Like many Angelenos, I am not a native of this city. Born in New York, raised in Michigan, I settled here almost 40 years ago. Since then, I have been fortunate in creating two successful businesses. I want to ensure that future generations of men and women find in Los Angeles the opportunities for success that I found.

I fear that if the city is divided by secession, that may not happen. We must put aside such divisiveness and instead concentrate on developing our core.

No city has ever become a truly great city without a heart. San Francisco, New York, Chicago, Paris, London--all have an identifiable and attractive centers with cultural, sports and entertainment activities and with holiday celebrations and big parades.


Los Angeles needs a central place where our efforts are showcased, where the bountiful strength and diversity of our city comes alive. The place is downtown.

Downtown has begun a renaissance. Five years ago, 3 million people a year came downtown; today, about 11 million do. Downtown is anchored at its south end by a thriving USC campus and Exposition Park, along with the sports, entertainment and convention district around the convention center and Staples Center. At the north end, we have the cultural and civic district, with the Riordan Central Library; the Colburn School of Music; the Museum of Contemporary Art; the new 63,000-square-foot Cathedral of Our Lady of the Angels and its adjoining complex; three existing venues of the Music Center; and Disney Concert Hall, which is under construction. Also in the offing is a new Caltrans building.

In the last three years, more than $2 billion has been spent on nonresidential construction in downtown. These venues benefit our citizens while also attracting new business to build our local economy.
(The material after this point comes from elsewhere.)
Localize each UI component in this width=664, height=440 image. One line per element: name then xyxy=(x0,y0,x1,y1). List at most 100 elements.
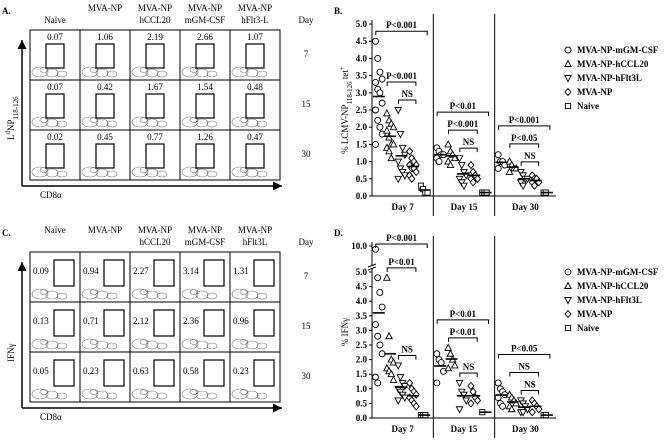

Three other projects that will revitalize our downtown are also in the works: turning Grand Avenue between Temple and Fifth into a truly grand avenue, with reduced vehicular traffic and places for pedestrians to stroll to cinemas, restaurants and shops; creating a public commons on the 16 acres running from the Department of Water and Power to City Hall; and expanding the convention, sports and entertainment district.


When these plans are realized, people will be able to take full advantage of the several billion dollars spent on subways.

About 300,000 people work downtown every day. I envision people staying downtown after work instead of immediately getting on the freeway. I envision many more families downtown on the weekend visiting museums, shopping and having brunch, lunch or dinner and then seeing a Lakers, Kings or Clippers game or going to a concert or play.

Other areas of the city already complement this city core, including the Wilshire Corridor with its soon-to-be expanded Los Angeles County Museum of Art.

Los Angeles attracts new citizens daily because of its boundless opportunities. All of us come here to succeed. We must embrace the idea that success comes from a healthy and strong center.


Other great cities of the world would never consider breaking apart because they have vibrant centers that pull together diverse communities. We must reject the idea that secession will strengthen Los Angeles. To paraphrase Abraham Lincoln--who knew a bit about secession--united we succeed, divided we fail.